00000000000000e1	movdqa	0xc0(%rbp),%xmm1
00000000000000e6	movdqa	0xb0(%rbp),%xmm2
00000000000000eb	movd	%xmm1,%edx
00000000000000ef	movd	%xmm2,%eax
00000000000000f3	movl	%edx,%ecx
00000000000000f5	imull	%eax,%ecx
00000000000000f8	movl	%ecx,0x90(%rbp)
00000000000000fb	pshufd	$0x55,%xmm1,%xmm0
0000000000000100	movd	%xmm0,%edx
0000000000000104	pshufd	$0x55,%xmm2,%xmm0
0000000000000109	movd	%xmm0,%eax
000000000000010d	movl	%edx,%ecx
000000000000010f	imull	%eax,%ecx
0000000000000112	movl	%ecx,0x94(%rbp)
0000000000000115	movdqa	%xmm1,%xmm0
0000000000000119	punpckhdq	%xmm1,%xmm0
000000000000011d	movd	%xmm0,%edx
0000000000000121	movdqa	%xmm2,%xmm0
0000000000000125	punpckhdq	%xmm2,%xmm0
0000000000000129	movd	%xmm0,%eax
000000000000012d	movl	%edx,%ecx
000000000000012f	imull	%eax,%ecx
0000000000000132	movl	%ecx,0x98(%rbp)
0000000000000135	pshufd	$0xff,%xmm1,%xmm0
000000000000013a	movd	%xmm0,%edx
000000000000013e	pshufd	$0xff,%xmm2,%xmm0
0000000000000143	movd	%xmm0,%eax
0000000000000147	movl	%edx,%ecx
0000000000000149	imull	%eax,%ecx
000000000000014c	movl	%ecx,0x9c(%rbp)
000000000000014f	movd	0x90(%rbp),%xmm1
0000000000000154	movd	0x94(%rbp),%xmm0
0000000000000159	punpckldq	%xmm0,%xmm1
000000000000015d	movd	0x98(%rbp),%xmm0
0000000000000162	movd	0x9c(%rbp),%xmm2
0000000000000167	punpckldq	%xmm2,%xmm0
000000000000016b	movq	%xmm1,%xmm2
000000000000016f	punpcklqdq	%xmm0,%xmm2
0000000000000173	movdqa	%xmm2,%xmm0
0000000000000177	movdqa	%xmm0,0xc0(%rbp)

Basically, it loads the value from the stack to the xmm registers, moves it into normal registers, multiplies it, moves it back into xmm registers, then moves it back onto the stack, completely defeating the purpose of sse and in fact harming performance. If I change to addition it works correctly

Code:

00000000000000da	movdqa	0xc0(%rbp),%xmm1
00000000000000df	movdqa	0xb0(%rbp),%xmm0
00000000000000e4	paddd	%xmm1,%xmm0
00000000000000e8	movdqa	%xmm0,0xc0(%rbp)

I thought sse supported integer multiplication. Am I wrong or am I doing something wrong

**EDIT**
A little bit of system info

Code:

$ gcc -v
Using built-in specs.
Target: i686-apple-darwin9
[huge string removed]
Thread model: posix
gcc version 4.0.1 (Apple Inc. build 5465)
$ uname -a
Darwin 9.4.0 Darwin Kernel Version 9.4.0: Mon Jun  9 19:30:53 PDT 2008; root:xnu-1228.5.20~1/RELEASE_I386 i386

**robwhit** · 09-19-2008

Try turning up the -O.

**matsp** · 09-19-2008

You may also want to try -msse2.

Edit: That won't help, since there is no 32 x 4 SIMD instruction in the SSE1, SSE2 or SSE3 instruction set. If you have a processor that supports SSE4.1 there is. Those processors aren't exactly common.
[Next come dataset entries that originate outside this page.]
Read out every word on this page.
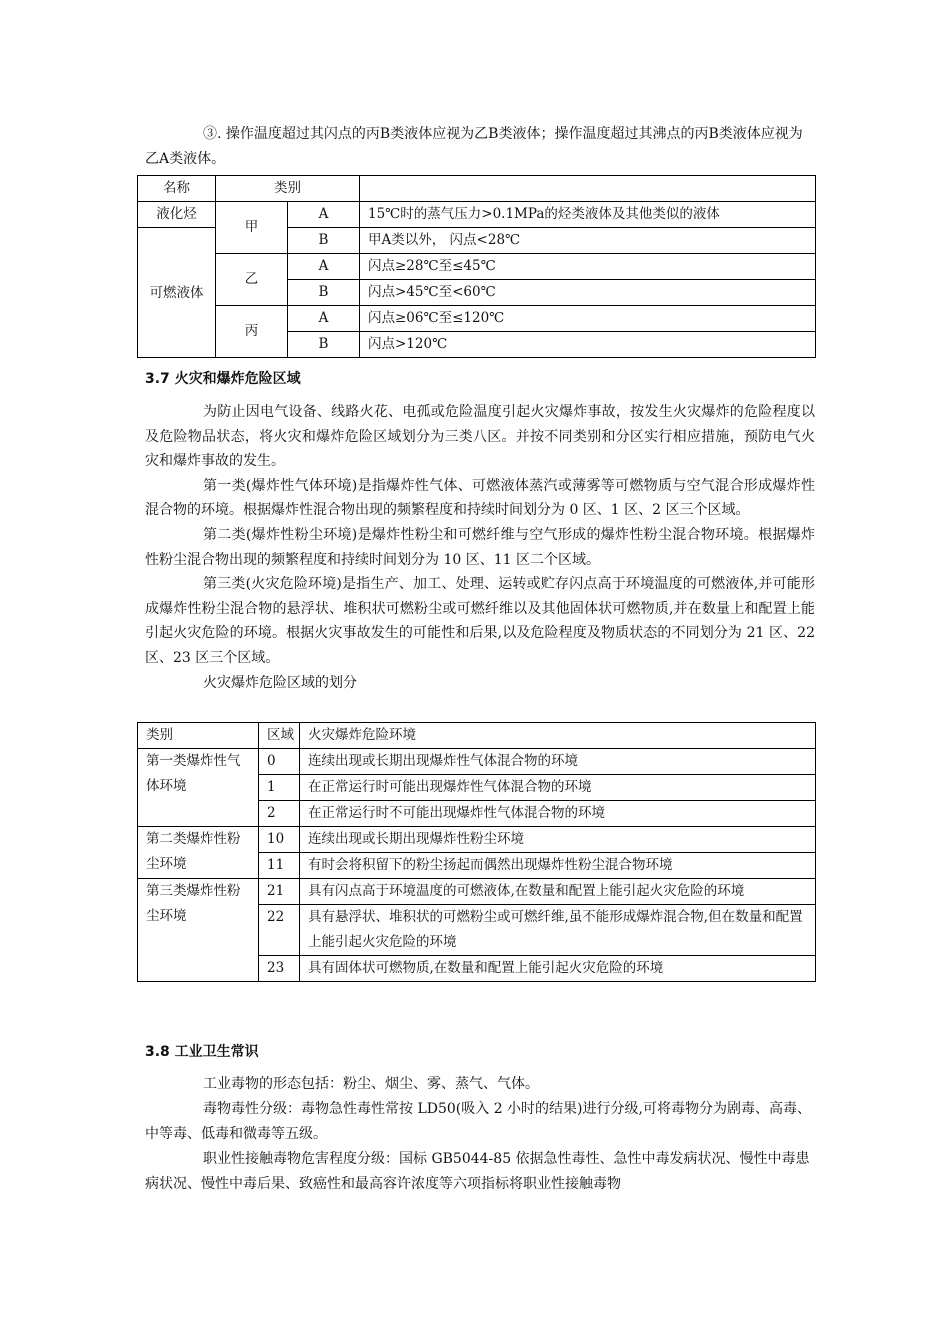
③. 操作温度超过其闪点的丙B类液体应视为乙B类液体；操作温度超过其沸点的丙B类液体应视为乙A类液体。

名称	类别		
液化烃	甲	A	15℃时的蒸气压力>0.1MPa的烃类液体及其他类似的液体
可燃液体		B	甲A类以外， 闪点<28℃
	乙	A	闪点≥28℃至≤45℃
		B	闪点>45℃至<60℃
	丙	A	闪点≥06℃至≤120℃
		B	闪点>120℃
3.7 火灾和爆炸危险区域

为防止因电气设备、线路火花、电孤或危险温度引起火灾爆炸事故，按发生火灾爆炸的危险程度以及危险物品状态，将火灾和爆炸危险区域划分为三类八区。并按不同类别和分区实行相应措施，预防电气火灾和爆炸事故的发生。

第一类(爆炸性气体环境)是指爆炸性气体、可燃液体蒸汽或薄雾等可燃物质与空气混合形成爆炸性混合物的环境。根据爆炸性混合物出现的频繁程度和持续时间划分为 0 区、1 区、2 区三个区域。

第二类(爆炸性粉尘环境)是爆炸性粉尘和可燃纤维与空气形成的爆炸性粉尘混合物环境。根据爆炸性粉尘混合物出现的频繁程度和持续时间划分为 10 区、11 区二个区域。

第三类(火灾危险环境)是指生产、加工、处理、运转或贮存闪点高于环境温度的可燃液体,并可能形成爆炸性粉尘混合物的悬浮状、堆积状可燃粉尘或可燃纤维以及其他固体状可燃物质,并在数量上和配置上能引起火灾危险的环境。根据火灾事故发生的可能性和后果,以及危险程度及物质状态的不同划分为 21 区、22 区、23 区三个区域。

火灾爆炸危险区域的划分

类别	区域	火灾爆炸危险环境
第一类爆炸性气体环境	0	连续出现或长期出现爆炸性气体混合物的环境
	1	在正常运行时可能出现爆炸性气体混合物的环境
	2	在正常运行时不可能出现爆炸性气体混合物的环境
第二类爆炸性粉尘环境	10	连续出现或长期出现爆炸性粉尘环境
	11	有时会将积留下的粉尘扬起而偶然出现爆炸性粉尘混合物环境
第三类爆炸性粉尘环境	21	具有闪点高于环境温度的可燃液体,在数量和配置上能引起火灾危险的环境
	22	具有悬浮状、堆积状的可燃粉尘或可燃纤维,虽不能形成爆炸混合物,但在数量和配置上能引起火灾危险的环境
	23	具有固体状可燃物质,在数量和配置上能引起火灾危险的环境
3.8 工业卫生常识

工业毒物的形态包括：粉尘、烟尘、雾、蒸气、气体。

毒物毒性分级：毒物急性毒性常按 LD50(吸入 2 小时的结果)进行分级,可将毒物分为剧毒、高毒、中等毒、低毒和微毒等五级。

职业性接触毒物危害程度分级：国标 GB5044-85 依据急性毒性、急性中毒发病状况、慢性中毒患病状况、慢性中毒后果、致癌性和最高容许浓度等六项指标将职业性接触毒物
But at least it's not a compiler bug.

--
Mats

**Kernel Sanders** · 09-19-2008

Originally Posted by robwhit

Try turning up the -O.

O1 and O2 do the same thing

Originally Posted by matsp

You may also want to try -msse2.

Edit: That won't help, since there is no 32 x 4 SIMD instruction in the SSE1, SSE2 or SSE3 instruction set. If you have a processor that supports SSE4.1 there is. Those processors aren't exactly common.
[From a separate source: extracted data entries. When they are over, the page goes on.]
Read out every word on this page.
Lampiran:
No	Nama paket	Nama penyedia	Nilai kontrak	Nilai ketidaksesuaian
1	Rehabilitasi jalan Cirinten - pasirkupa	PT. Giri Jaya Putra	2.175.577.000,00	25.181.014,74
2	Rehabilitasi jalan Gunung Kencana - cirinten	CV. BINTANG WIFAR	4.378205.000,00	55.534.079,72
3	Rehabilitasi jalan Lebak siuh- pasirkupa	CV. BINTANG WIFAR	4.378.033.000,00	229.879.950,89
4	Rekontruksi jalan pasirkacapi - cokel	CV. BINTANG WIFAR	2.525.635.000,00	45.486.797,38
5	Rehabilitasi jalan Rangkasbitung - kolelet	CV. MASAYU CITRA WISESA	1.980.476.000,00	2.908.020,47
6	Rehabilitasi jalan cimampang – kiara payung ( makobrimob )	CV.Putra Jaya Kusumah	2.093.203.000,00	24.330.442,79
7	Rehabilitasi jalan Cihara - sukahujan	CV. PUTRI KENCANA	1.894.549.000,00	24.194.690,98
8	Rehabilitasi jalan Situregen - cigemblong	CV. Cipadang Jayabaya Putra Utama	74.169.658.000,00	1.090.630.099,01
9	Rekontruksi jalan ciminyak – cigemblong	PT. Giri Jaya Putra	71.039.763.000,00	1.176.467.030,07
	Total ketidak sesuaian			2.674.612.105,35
But at least it's not a compiler bug.

--
Mats

Really? The 32x4 signed is the example the gcc manual uses (page 332).

Code:

typedef int v4si __attribute__ ((vector_size (16)));
v4si a, b, c;
c = a + b;

**matsp** · 09-19-2008

Originally Posted by Kernel Sanders

O1 and O2 do the same thing

Really? The 32x4 signed is the example the gcc manual uses (page 332).

Code:

typedef int v4si __attribute__ ((vector_size (16)));
v4si a, b, c;
c = a + b;

Right, so you can add and subtract, but not multiply (or divide). My reply was perhaps not clear, but what I was trying to say is that there is no MULTIPLY 32 x 4 instruction.

There are multiply and divide for single precision floating point in SSE, double precision float in SSE2, and there is a 32 x 2 -> 64 x 2 multiply variant in SSE2.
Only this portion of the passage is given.